É bem por isso que a Constituição Federal foi rigorosa ao dizer que compete ao CNJ a correção de ilegalidade do ato administrativo e não de inconstitucionalidade de ato administrativo normativo do Poder Judiciário porque, caso contrário, estaríamos frente a um poder administrativo supraconstitucional, acima até mesmo do próprio Supremo Tribunal Federal.

Com efeito, no caso presente e de acordo com o artigo 96, inciso I, letra “a”, da Constituição Federal, “compete privativamente aos tribunais eleger seus órgãos diretivos e elaborar seus regimentos internos (omissis) dispondo sobre a competência e o funcionamento dos respectivos órgãos jurisdicionais e administrativos”.

Esse preceito cuida exemplarmente do que seja a autonomia administrativa e independência jurisdicional dos tribunais de Justiça, de tal sorte que seria uma gritante antinomia jurídico-constitucional se se permitisse que o CNJ viesse a controlar a própria autonomia e independência dos tribunais de Justiça, interpretando a norma constitucional segundo os seus interesses políticos administrativos que, no caso, não são os mesmos da vontade geral do TJ-SP.

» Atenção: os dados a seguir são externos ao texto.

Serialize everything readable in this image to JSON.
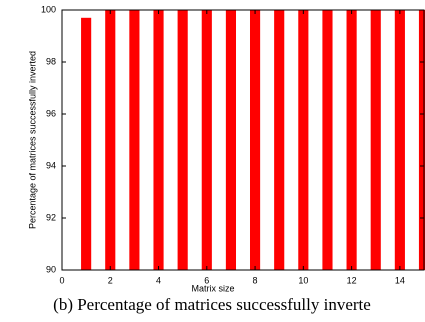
{
  "chart_data": {
    "type": "bar",
    "x": [
      1,
      2,
      3,
      4,
      5,
      6,
      7,
      8,
      9,
      10,
      11,
      12,
      13,
      14,
      15
    ],
    "values": [
      99.7,
      100,
      100,
      100,
      100,
      100,
      100,
      100,
      100,
      100,
      100,
      100,
      100,
      100,
      100
    ],
    "color": "#ff0000",
    "xlim": [
      0,
      15
    ],
    "xticks": [
      0,
      2,
      4,
      6,
      8,
      10,
      12,
      14
    ],
    "ylim": [
      90,
      100
    ],
    "yticks": [
      90,
      92,
      94,
      96,
      98,
      100
    ],
    "xlabel": "Matrix size",
    "ylabel": "Percentage of matrices successfully inverted",
    "caption": "(b) Percentage of matrices successfully inverte"
  }
}
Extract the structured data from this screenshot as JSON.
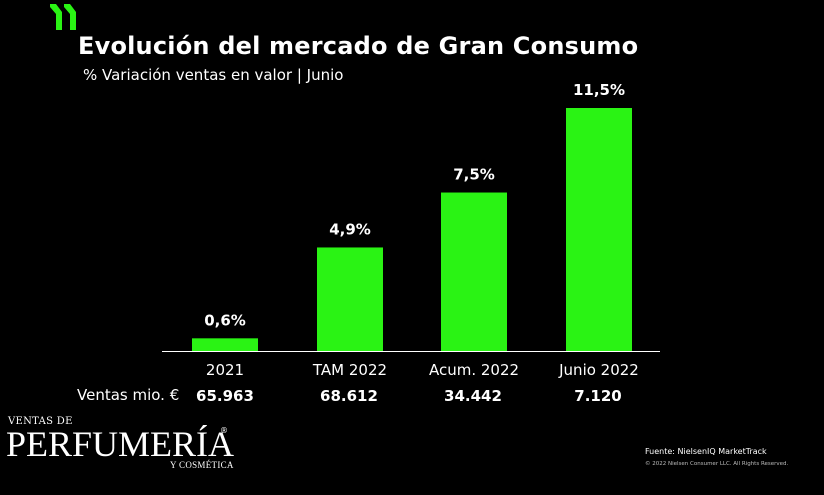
{
  "header": {
    "title": "Evolución del mercado de Gran Consumo",
    "subtitle": "% Variación ventas en valor | Junio"
  },
  "colors": {
    "bar": "#2AF314",
    "background": "#000000",
    "text": "#FFFFFF",
    "axis": "#FFFFFF"
  },
  "chart_data": {
    "type": "bar",
    "categories": [
      "2021",
      "TAM 2022",
      "Acum. 2022",
      "Junio 2022"
    ],
    "values": [
      0.6,
      4.9,
      7.5,
      11.5
    ],
    "data_labels": [
      "0,6%",
      "4,9%",
      "7,5%",
      "11,5%"
    ],
    "title": "Evolución del mercado de Gran Consumo",
    "subtitle": "% Variación ventas en valor | Junio",
    "xlabel": "",
    "ylabel": "",
    "ylim": [
      0,
      11.5
    ],
    "grid": false,
    "legend": "none"
  },
  "sales": {
    "label": "Ventas mio. €",
    "values": [
      "65.963",
      "68.612",
      "34.442",
      "7.120"
    ]
  },
  "brand": {
    "top": "VENTAS DE",
    "name": "PERFUMERÍA",
    "registered": "®",
    "bottom": "Y COSMÉTICA"
  },
  "footer": {
    "source": "Fuente: NielsenIQ MarketTrack",
    "copyright": "© 2022 Nielsen Consumer LLC. All Rights Reserved."
  }
}
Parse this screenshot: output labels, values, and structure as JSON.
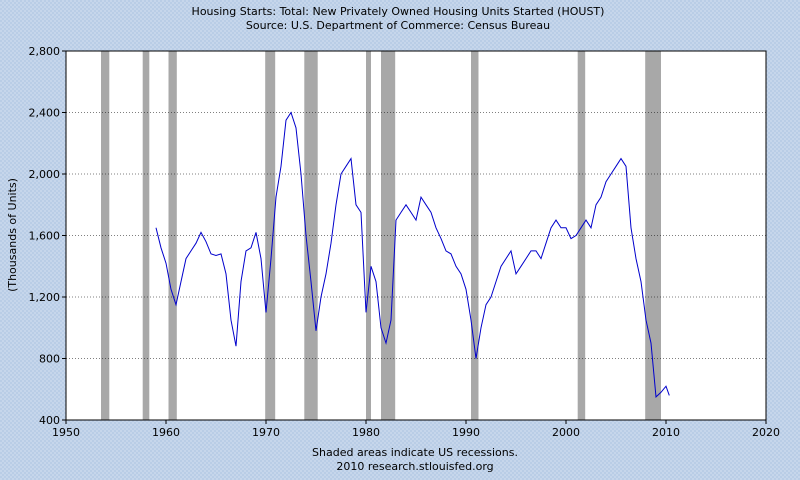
{
  "chart_data": {
    "type": "line",
    "title": "Housing Starts: Total: New Privately Owned Housing Units Started (HOUST)",
    "subtitle": "Source: U.S. Department of Commerce: Census Bureau",
    "xlabel": "",
    "ylabel": "(Thousands of Units)",
    "xlim": [
      1950,
      2020
    ],
    "ylim": [
      400,
      2800
    ],
    "x_ticks": [
      1950,
      1960,
      1970,
      1980,
      1990,
      2000,
      2010,
      2020
    ],
    "y_ticks": [
      400,
      800,
      1200,
      1600,
      2000,
      2400,
      2800
    ],
    "y_tick_labels": [
      "400",
      "800",
      "1,200",
      "1,600",
      "2,000",
      "2,400",
      "2,800"
    ],
    "grid": true,
    "line_color": "#0000cc",
    "recession_color": "#a8a8a8",
    "recessions": [
      [
        1953.5,
        1954.33
      ],
      [
        1957.67,
        1958.33
      ],
      [
        1960.25,
        1961.08
      ],
      [
        1969.92,
        1970.92
      ],
      [
        1973.83,
        1975.17
      ],
      [
        1980.0,
        1980.5
      ],
      [
        1981.5,
        1982.92
      ],
      [
        1990.5,
        1991.25
      ],
      [
        2001.17,
        2001.92
      ],
      [
        2007.92,
        2009.5
      ]
    ],
    "series": [
      {
        "x": [
          1959.0,
          1959.5,
          1960.0,
          1960.5,
          1961.0,
          1961.5,
          1962.0,
          1962.5,
          1963.0,
          1963.5,
          1964.0,
          1964.5,
          1965.0,
          1965.5,
          1966.0,
          1966.5,
          1967.0,
          1967.5,
          1968.0,
          1968.5,
          1969.0,
          1969.5,
          1970.0,
          1970.5,
          1971.0,
          1971.5,
          1972.0,
          1972.5,
          1973.0,
          1973.5,
          1974.0,
          1974.5,
          1975.0,
          1975.5,
          1976.0,
          1976.5,
          1977.0,
          1977.5,
          1978.0,
          1978.5,
          1979.0,
          1979.5,
          1980.0,
          1980.5,
          1981.0,
          1981.5,
          1982.0,
          1982.5,
          1983.0,
          1983.5,
          1984.0,
          1984.5,
          1985.0,
          1985.5,
          1986.0,
          1986.5,
          1987.0,
          1987.5,
          1988.0,
          1988.5,
          1989.0,
          1989.5,
          1990.0,
          1990.5,
          1991.0,
          1991.5,
          1992.0,
          1992.5,
          1993.0,
          1993.5,
          1994.0,
          1994.5,
          1995.0,
          1995.5,
          1996.0,
          1996.5,
          1997.0,
          1997.5,
          1998.0,
          1998.5,
          1999.0,
          1999.5,
          2000.0,
          2000.5,
          2001.0,
          2001.5,
          2002.0,
          2002.5,
          2003.0,
          2003.5,
          2004.0,
          2004.5,
          2005.0,
          2005.5,
          2006.0,
          2006.5,
          2007.0,
          2007.5,
          2008.0,
          2008.5,
          2009.0,
          2009.5,
          2010.0,
          2010.33
        ],
        "values": [
          1650,
          1520,
          1420,
          1250,
          1150,
          1300,
          1450,
          1500,
          1550,
          1620,
          1560,
          1480,
          1470,
          1480,
          1350,
          1050,
          880,
          1300,
          1500,
          1520,
          1620,
          1450,
          1100,
          1450,
          1850,
          2050,
          2350,
          2400,
          2300,
          2000,
          1600,
          1300,
          980,
          1200,
          1350,
          1550,
          1800,
          2000,
          2050,
          2100,
          1800,
          1750,
          1100,
          1400,
          1300,
          1000,
          900,
          1050,
          1700,
          1750,
          1800,
          1750,
          1700,
          1850,
          1800,
          1750,
          1650,
          1580,
          1500,
          1480,
          1400,
          1350,
          1250,
          1050,
          800,
          1000,
          1150,
          1200,
          1300,
          1400,
          1450,
          1500,
          1350,
          1400,
          1450,
          1500,
          1500,
          1450,
          1550,
          1650,
          1700,
          1650,
          1650,
          1580,
          1600,
          1650,
          1700,
          1650,
          1800,
          1850,
          1950,
          2000,
          2050,
          2100,
          2050,
          1650,
          1450,
          1300,
          1050,
          900,
          550,
          580,
          620,
          560
        ]
      }
    ],
    "notes": [
      "Shaded areas indicate US recessions.",
      "2010 research.stlouisfed.org"
    ]
  }
}
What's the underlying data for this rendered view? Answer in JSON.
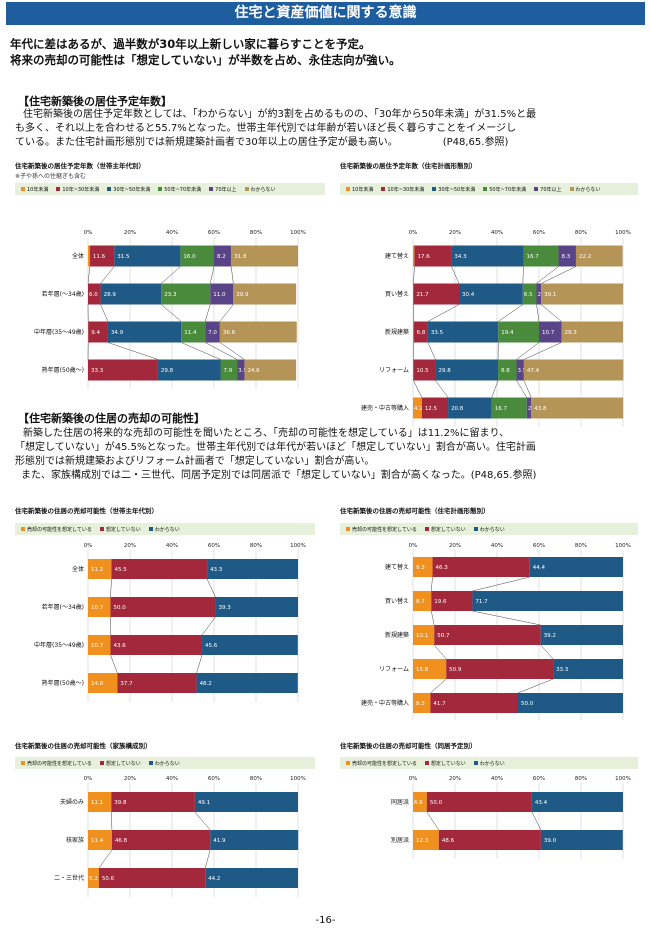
{
  "banner": "住宅と資産価値に関する意識",
  "headline": [
    "年代に差はあるが、過半数が30年以上新しい家に暮らすことを予定。",
    "将来の売却の可能性は「想定していない」が半数を占め、永住志向が強い。"
  ],
  "section1": {
    "title": "【住宅新築後の居住予定年数】",
    "lines": [
      "住宅新築後の居住予定年数としては、「わからない」が約3割を占めるものの、「30年から50年未満」が31.5%と最",
      "も多く、それ以上を合わせると55.7%となった。世帯主年代別では年齢が若いほど長く暮らすことをイメージし",
      "ている。また住宅計画形態別では新規建築計画者で30年以上の居住予定が最も高い。　　　　　(P48,65.参照)"
    ]
  },
  "section2": {
    "title": "【住宅新築後の住居の売却の可能性】",
    "lines": [
      "新築した住居の将来的な売却の可能性を聞いたところ、「売却の可能性を想定している」は11.2%に留まり、",
      "「想定していない」が45.5%となった。世帯主年代別では年代が若いほど「想定していない」割合が高い。住宅計画",
      "形態別では新規建築およびリフォーム計画者で「想定していない」割合が高い。",
      "また、家族構成別では二・三世代、同居予定別では同居派で「想定していない」割合が高くなった。(P48,65.参照)"
    ]
  },
  "page_number": "-16-",
  "colors": {
    "c1": "#f0901e",
    "c2": "#a3283c",
    "c3": "#1f5a87",
    "c4": "#4a8a3c",
    "c5": "#5a4488",
    "c6": "#b59458"
  },
  "chart_data": [
    {
      "id": "c1",
      "type": "bar",
      "orientation": "horizontal",
      "stacked": true,
      "xlim": [
        0,
        100
      ],
      "title": "住宅新築後の居住予定年数（世帯主年代別）",
      "note": "※子や孫への住継ぎも含む",
      "x_ticks": [
        "0%",
        "20%",
        "40%",
        "60%",
        "80%",
        "100%"
      ],
      "categories": [
        "全体",
        "若年層(～34歳)",
        "中年層(35～49歳)",
        "熟年層(50歳～)"
      ],
      "series": [
        {
          "name": "10年未満",
          "color": "#f0901e",
          "values": [
            0.9,
            0,
            0.1,
            0
          ]
        },
        {
          "name": "10年~30年未満",
          "color": "#a3283c",
          "values": [
            11.6,
            6.0,
            9.4,
            33.3
          ]
        },
        {
          "name": "30年~50年未満",
          "color": "#1f5a87",
          "values": [
            31.5,
            28.9,
            34.9,
            29.8
          ]
        },
        {
          "name": "50年~70年未満",
          "color": "#4a8a3c",
          "values": [
            16.0,
            23.3,
            11.4,
            7.9
          ]
        },
        {
          "name": "70年以上",
          "color": "#5a4488",
          "values": [
            8.2,
            11.0,
            7.0,
            3.5
          ]
        },
        {
          "name": "わからない",
          "color": "#b59458",
          "values": [
            31.8,
            29.9,
            36.6,
            24.6
          ]
        }
      ]
    },
    {
      "id": "c2",
      "type": "bar",
      "orientation": "horizontal",
      "stacked": true,
      "xlim": [
        0,
        100
      ],
      "title": "住宅新築後の居住予定年数（住宅計画形態別）",
      "x_ticks": [
        "0%",
        "20%",
        "40%",
        "60%",
        "80%",
        "100%"
      ],
      "categories": [
        "建て替え",
        "買い替え",
        "新規建築",
        "リフォーム",
        "建売・中古等購入"
      ],
      "series": [
        {
          "name": "10年未満",
          "color": "#f0901e",
          "values": [
            0.7,
            0.2,
            0.3,
            0.2,
            4.2
          ]
        },
        {
          "name": "10年~30年未満",
          "color": "#a3283c",
          "values": [
            17.6,
            21.7,
            6.8,
            10.5,
            12.5
          ]
        },
        {
          "name": "30年~50年未満",
          "color": "#1f5a87",
          "values": [
            34.3,
            30.4,
            33.5,
            29.8,
            20.8
          ]
        },
        {
          "name": "50年~70年未満",
          "color": "#4a8a3c",
          "values": [
            16.7,
            6.5,
            19.4,
            8.8,
            16.7
          ]
        },
        {
          "name": "70年以上",
          "color": "#5a4488",
          "values": [
            8.3,
            2.2,
            10.7,
            3.5,
            2.1
          ]
        },
        {
          "name": "わからない",
          "color": "#b59458",
          "values": [
            22.2,
            39.1,
            29.3,
            47.4,
            43.8
          ]
        }
      ]
    },
    {
      "id": "c3",
      "type": "bar",
      "orientation": "horizontal",
      "stacked": true,
      "xlim": [
        0,
        100
      ],
      "title": "住宅新築後の住居の売却可能性（世帯主年代別）",
      "x_ticks": [
        "0%",
        "20%",
        "40%",
        "60%",
        "80%",
        "100%"
      ],
      "categories": [
        "全体",
        "若年層(～34歳)",
        "中年層(35～49歳)",
        "熟年層(50歳～)"
      ],
      "series": [
        {
          "name": "売却の可能性を想定している",
          "color": "#f0901e",
          "values": [
            11.2,
            10.7,
            10.7,
            14.0
          ]
        },
        {
          "name": "想定していない",
          "color": "#a3283c",
          "values": [
            45.5,
            50.0,
            43.6,
            37.7
          ]
        },
        {
          "name": "わからない",
          "color": "#1f5a87",
          "values": [
            43.3,
            39.3,
            45.6,
            48.2
          ]
        }
      ]
    },
    {
      "id": "c4",
      "type": "bar",
      "orientation": "horizontal",
      "stacked": true,
      "xlim": [
        0,
        100
      ],
      "title": "住宅新築後の住居の売却可能性（住宅計画形態別）",
      "x_ticks": [
        "0%",
        "20%",
        "40%",
        "60%",
        "80%",
        "100%"
      ],
      "categories": [
        "建て替え",
        "買い替え",
        "新規建築",
        "リフォーム",
        "建売・中古等購入"
      ],
      "series": [
        {
          "name": "売却の可能性を想定している",
          "color": "#f0901e",
          "values": [
            9.3,
            8.7,
            10.1,
            15.8,
            8.3
          ]
        },
        {
          "name": "想定していない",
          "color": "#a3283c",
          "values": [
            46.3,
            19.6,
            50.7,
            50.9,
            41.7
          ]
        },
        {
          "name": "わからない",
          "color": "#1f5a87",
          "values": [
            44.4,
            71.7,
            39.2,
            33.3,
            50.0
          ]
        }
      ]
    },
    {
      "id": "c5",
      "type": "bar",
      "orientation": "horizontal",
      "stacked": true,
      "xlim": [
        0,
        100
      ],
      "title": "住宅新築後の住居の売却可能性（家族構成別）",
      "x_ticks": [
        "0%",
        "20%",
        "40%",
        "60%",
        "80%",
        "100%"
      ],
      "categories": [
        "夫婦のみ",
        "核家族",
        "二・三世代"
      ],
      "series": [
        {
          "name": "売却の可能性を想定している",
          "color": "#f0901e",
          "values": [
            11.1,
            11.4,
            5.2
          ]
        },
        {
          "name": "想定していない",
          "color": "#a3283c",
          "values": [
            39.8,
            46.8,
            50.6
          ]
        },
        {
          "name": "わからない",
          "color": "#1f5a87",
          "values": [
            49.1,
            41.9,
            44.2
          ]
        }
      ]
    },
    {
      "id": "c6",
      "type": "bar",
      "orientation": "horizontal",
      "stacked": true,
      "xlim": [
        0,
        100
      ],
      "title": "住宅新築後の住居の売却可能性（同居予定別）",
      "x_ticks": [
        "0%",
        "20%",
        "40%",
        "60%",
        "80%",
        "100%"
      ],
      "categories": [
        "同居派",
        "別居派"
      ],
      "series": [
        {
          "name": "売却の可能性を想定している",
          "color": "#f0901e",
          "values": [
            6.6,
            12.3
          ]
        },
        {
          "name": "想定していない",
          "color": "#a3283c",
          "values": [
            50.0,
            48.6
          ]
        },
        {
          "name": "わからない",
          "color": "#1f5a87",
          "values": [
            43.4,
            39.0
          ]
        }
      ]
    }
  ]
}
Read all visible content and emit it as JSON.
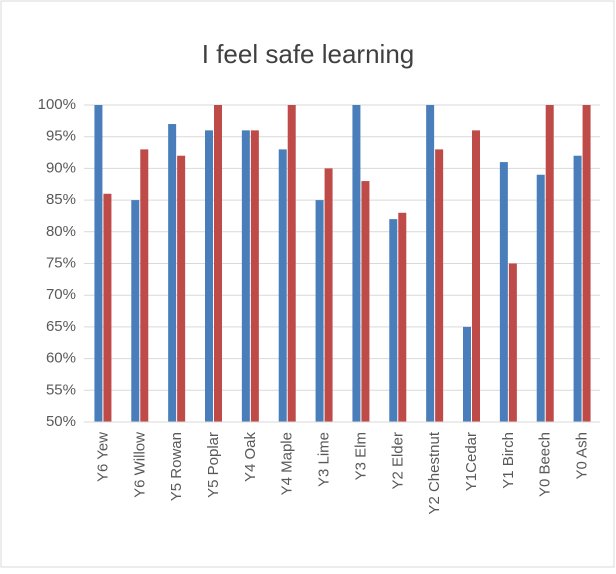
{
  "chart_data": {
    "type": "bar",
    "title": "I feel safe learning",
    "categories": [
      "Y6 Yew",
      "Y6 Willow",
      "Y5 Rowan",
      "Y5 Poplar",
      "Y4 Oak",
      "Y4 Maple",
      "Y3 Lime",
      "Y3 Elm",
      "Y2 Elder",
      "Y2 Chestnut",
      "Y1Cedar",
      "Y1 Birch",
      "Y0 Beech",
      "Y0 Ash"
    ],
    "series": [
      {
        "color": "#4a7ebb",
        "values": [
          100,
          85,
          97,
          96,
          96,
          93,
          85,
          100,
          82,
          100,
          65,
          91,
          89,
          92
        ]
      },
      {
        "color": "#be4b48",
        "values": [
          86,
          93,
          92,
          100,
          96,
          100,
          90,
          88,
          83,
          93,
          96,
          75,
          100,
          100
        ]
      }
    ],
    "ylim": [
      50,
      100
    ],
    "yticks": [
      {
        "value": 50,
        "label": "50%"
      },
      {
        "value": 55,
        "label": "55%"
      },
      {
        "value": 60,
        "label": "60%"
      },
      {
        "value": 65,
        "label": "65%"
      },
      {
        "value": 70,
        "label": "70%"
      },
      {
        "value": 75,
        "label": "75%"
      },
      {
        "value": 80,
        "label": "80%"
      },
      {
        "value": 85,
        "label": "85%"
      },
      {
        "value": 90,
        "label": "90%"
      },
      {
        "value": 95,
        "label": "95%"
      },
      {
        "value": 100,
        "label": "100%"
      }
    ],
    "grid": true
  }
}
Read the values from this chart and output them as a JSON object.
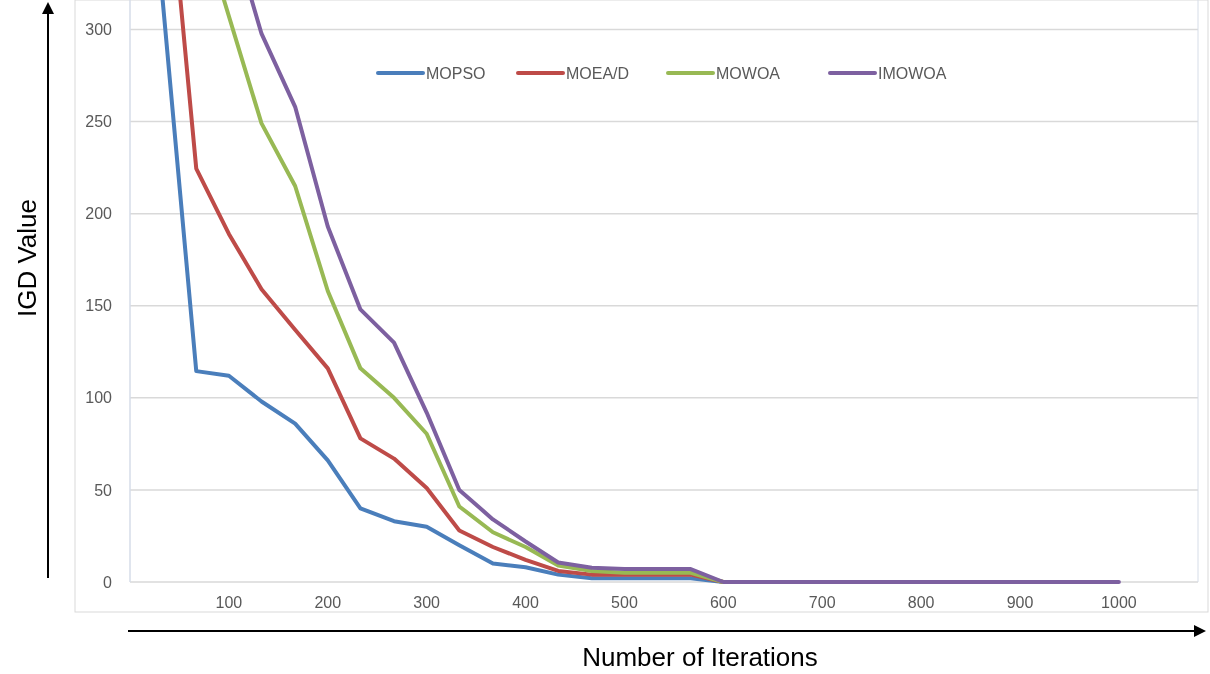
{
  "chart_data": {
    "type": "line",
    "xlabel": "Number of Iterations",
    "ylabel": "IGD Value",
    "xlim": [
      0,
      1080
    ],
    "xticks": [
      100,
      200,
      300,
      400,
      500,
      600,
      700,
      800,
      900,
      1000
    ],
    "ylim": [
      0,
      316
    ],
    "yticks": [
      0,
      50,
      100,
      150,
      200,
      250,
      300
    ],
    "grid": "y",
    "legend": "top",
    "line_style": "solid",
    "marker": "none",
    "series": [
      {
        "name": "MOPSO",
        "color": "#4a7ebb",
        "x": [
          33,
          67,
          100,
          133,
          167,
          200,
          233,
          267,
          300,
          333,
          367,
          400,
          433,
          467,
          500,
          533,
          567,
          600
        ],
        "values": [
          316,
          114.5,
          112,
          98,
          86,
          66,
          40,
          33,
          30,
          20,
          10,
          8,
          4,
          2,
          2,
          2,
          2,
          0
        ]
      },
      {
        "name": "MOEA/D",
        "color": "#be4b48",
        "x": [
          51,
          67,
          100,
          133,
          167,
          200,
          233,
          267,
          300,
          333,
          367,
          400,
          433,
          467,
          500,
          533,
          567,
          600
        ],
        "values": [
          316,
          224.5,
          189,
          159,
          137,
          116,
          78,
          67,
          51,
          28,
          19,
          12,
          6,
          4,
          4,
          4,
          4,
          0
        ]
      },
      {
        "name": "MOWOA",
        "color": "#98b954",
        "x": [
          95,
          133,
          167,
          200,
          233,
          267,
          300,
          333,
          367,
          400,
          433,
          467,
          500,
          533,
          567,
          600
        ],
        "values": [
          316,
          249,
          215,
          158,
          116,
          100,
          80.5,
          41,
          27,
          19,
          9,
          6,
          5,
          5,
          5,
          0
        ]
      },
      {
        "name": "IMOWOA",
        "color": "#7d60a0",
        "x": [
          123,
          133,
          167,
          200,
          233,
          267,
          300,
          333,
          367,
          400,
          433,
          467,
          500,
          533,
          567,
          600,
          633,
          667,
          700,
          733,
          767,
          800,
          833,
          867,
          900,
          933,
          967,
          1000
        ],
        "values": [
          316,
          297.7,
          258,
          193,
          148,
          130,
          92,
          50,
          34,
          22,
          10.6,
          7.7,
          7,
          7,
          7,
          0,
          0,
          0,
          0,
          0,
          0,
          0,
          0,
          0,
          0,
          0,
          0,
          0
        ]
      }
    ]
  }
}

Por conseguinte, o CNJ, para invalidar a decisão do Tribunal Pleno do TJ-SP que chamou para si a competência constitucional de aprovar o novo regimento interno, só poderia começar a partir de interpretação dos preceitos constitucionais e esse poder o conselho não tem.

O que os doze desembargadores requerentes, como os próprios conselheiros que se auto-atribuem essa competência constitucional, não querem enxergar é a realidade de que não estão controlando ilegalidade alguma cometida pelo Tribunal Pleno do TJ-SP, mas apenas e tão somente substituindo inconstitucionalmente a vontade geral autônoma e independente do Tribunal Pleno estadual, portanto, a vontade do próprio Estado federado, pela vontade casuística e de fato de seis conselheiros.

Por conseguinte, representa um perigo iminente para a democracia brasileira o STF permitir que o CNJ amplie o significado do vocábulo controle de legalidade para: a) controle da constitucionalidade dos atos administrativos públicos normativos internos dos tribunais de Justiça; e b) substitua a vontade política geral de uma unidade autônoma e independente da federação pela vontade política de um órgão impedido de realizar tal substituição.

Estamos, pois, diante de uma absoluta impropriedade hermenêutica do CNJ ao entender que o contingencial (órgão especial) prevaleça sobre o necessário (tribunal pleno), ou seja, uma interpretação que, além de ser antinômica, viola o princípio constitucional da prevalência, numa sociedade democrática, da vontade geral pública sobre a particular.

O CNJ, afinal, exorbita ao assumir a condição de intérprete de normas constitucionais, usurpando função jurisdicional privativa do STF, concedendo liminar para 12 desembargadores paulistas que carecem absolutamente de legitimidade para requerer a anulação de uma vontade geral do Tribunal Pleno do TJ-SP que eles próprios anuíram.

A meu ver, não há como se deixar de considerar ofensiva aos artigos 92, inciso VII; 93, inciso XI; artigo 96, inciso I, especialmente à letra “a”; 99, 102, inciso I, letra “a”; 103, e incisos e parágrafo 1º; artigo 103-B, parágrafo 4º, incisos I e II; e finalmente ao artigo 125, todos da Constituição Federal, a decisão do CNJ em exame que concedeu liminar para suspender os efeitos de decisão legítima do Tribunal Pleno do TJ-SP.